Unison does name resolution at edit-time - that is, when you're adding a reference to function g in your code of function f, the name g is resolved to a hash, and that hash is actually what gets used by f.  An important consequence of that is what happens to the business of 'imports' and 'namespaces'.  In other programming languages, there is normally a list of import statements at the top of each file, and those are treated as part of the code.  In Unison, the set of accessible names is defined by the branch, which is separate from the code.  This means different people can view a given function through their own personal 'goggles' - my view of the function uses the names I'm most familiar and comfortable with, which might be different to yours.
So we'll want to manipulate branches in similar ways to how we used imports before.  If I start working with Widgets, I might want to add a body of names relating to them to my branch, by injecting it at some prefix:
  Foo
  bar
  List.head
  Widget.start  -- injected
  Widget.stop   -- "

Or maybe by merging sets of names without a prefix, and resolving conflicts according to some hiding/shadowing rule.
Another interesting question: when I start working with someone else's function f, how do I learn their names for functions that it calls, which I don't have my own names for?  Do they need to send me a whole branch, for me to work with their code?  Maybe Unison needs to let them prune their branch down to f and its transitive dependencies before sending it to me?  Does Unison automatically inject the new names into my branch in some way?
Footnotes

1: Or maybe I mean Reference?  This is a bit strange: 'Id is the basic type used to refer to things in a Unison codebase'.  Why isn't Reference the name for the type used to refer to things?

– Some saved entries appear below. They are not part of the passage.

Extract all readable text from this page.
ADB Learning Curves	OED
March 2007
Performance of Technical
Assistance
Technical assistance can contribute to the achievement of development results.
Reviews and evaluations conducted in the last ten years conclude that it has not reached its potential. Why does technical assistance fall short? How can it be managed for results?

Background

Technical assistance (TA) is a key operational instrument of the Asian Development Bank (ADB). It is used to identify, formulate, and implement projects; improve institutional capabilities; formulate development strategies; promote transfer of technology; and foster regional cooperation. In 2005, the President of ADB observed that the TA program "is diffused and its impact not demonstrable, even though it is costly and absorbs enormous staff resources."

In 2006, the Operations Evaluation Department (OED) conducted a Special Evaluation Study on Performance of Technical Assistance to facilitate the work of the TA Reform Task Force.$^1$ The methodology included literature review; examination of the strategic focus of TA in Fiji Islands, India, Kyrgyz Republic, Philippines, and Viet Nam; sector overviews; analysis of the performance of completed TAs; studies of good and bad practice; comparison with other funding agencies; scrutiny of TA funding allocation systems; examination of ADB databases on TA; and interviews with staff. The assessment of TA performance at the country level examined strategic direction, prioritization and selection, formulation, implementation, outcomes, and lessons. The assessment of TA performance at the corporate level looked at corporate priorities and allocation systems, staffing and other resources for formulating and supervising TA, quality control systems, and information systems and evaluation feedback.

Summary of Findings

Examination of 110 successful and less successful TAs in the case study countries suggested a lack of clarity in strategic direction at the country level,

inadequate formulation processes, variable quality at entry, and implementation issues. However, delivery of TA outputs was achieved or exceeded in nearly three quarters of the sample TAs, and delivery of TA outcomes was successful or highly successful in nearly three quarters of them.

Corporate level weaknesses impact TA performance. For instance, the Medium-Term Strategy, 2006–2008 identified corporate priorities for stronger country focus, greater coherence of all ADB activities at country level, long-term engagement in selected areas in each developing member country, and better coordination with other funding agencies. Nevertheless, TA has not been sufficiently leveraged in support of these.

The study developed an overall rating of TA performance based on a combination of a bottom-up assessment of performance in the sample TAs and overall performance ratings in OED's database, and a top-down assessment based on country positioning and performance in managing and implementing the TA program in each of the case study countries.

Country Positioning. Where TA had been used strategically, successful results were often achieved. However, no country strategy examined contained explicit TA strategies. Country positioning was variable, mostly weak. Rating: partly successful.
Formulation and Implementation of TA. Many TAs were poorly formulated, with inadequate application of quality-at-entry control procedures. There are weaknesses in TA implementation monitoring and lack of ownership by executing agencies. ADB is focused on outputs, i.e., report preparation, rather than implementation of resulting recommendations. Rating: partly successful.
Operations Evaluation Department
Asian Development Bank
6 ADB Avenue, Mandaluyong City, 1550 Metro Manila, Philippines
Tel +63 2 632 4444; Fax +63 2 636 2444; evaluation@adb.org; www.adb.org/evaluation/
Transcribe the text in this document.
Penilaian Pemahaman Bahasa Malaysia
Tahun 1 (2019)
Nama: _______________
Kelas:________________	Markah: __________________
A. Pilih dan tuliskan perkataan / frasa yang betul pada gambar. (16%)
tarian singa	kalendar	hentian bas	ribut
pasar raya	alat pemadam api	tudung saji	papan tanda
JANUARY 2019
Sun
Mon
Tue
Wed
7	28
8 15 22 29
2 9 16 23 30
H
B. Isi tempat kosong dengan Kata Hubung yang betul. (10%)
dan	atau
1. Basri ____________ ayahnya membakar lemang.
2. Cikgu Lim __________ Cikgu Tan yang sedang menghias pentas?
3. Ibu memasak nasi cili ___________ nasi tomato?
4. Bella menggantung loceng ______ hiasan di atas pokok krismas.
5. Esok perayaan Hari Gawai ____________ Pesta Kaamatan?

2: I quite like this stars metaphor, but it breaks down slightly if you thought Unison was something you might run 'in the cloud' :-)
3: The word 'edit' rather encourages the idea that we are actually changing a function, even though it's a central concept that this never happens.  Is this a barrier to learning the concept?  How about 'adapt' instead? 'You are now creating a function by adapting an existing one.'
4: Is a Branch actually a Name referring to an Id of type Map Name Id?  If so I guess that map probably doesn't include the name of the branch itself.  It would seem a shame to keep sprouting new name/value association schemes, so might be a good idea to just have one and reuse it.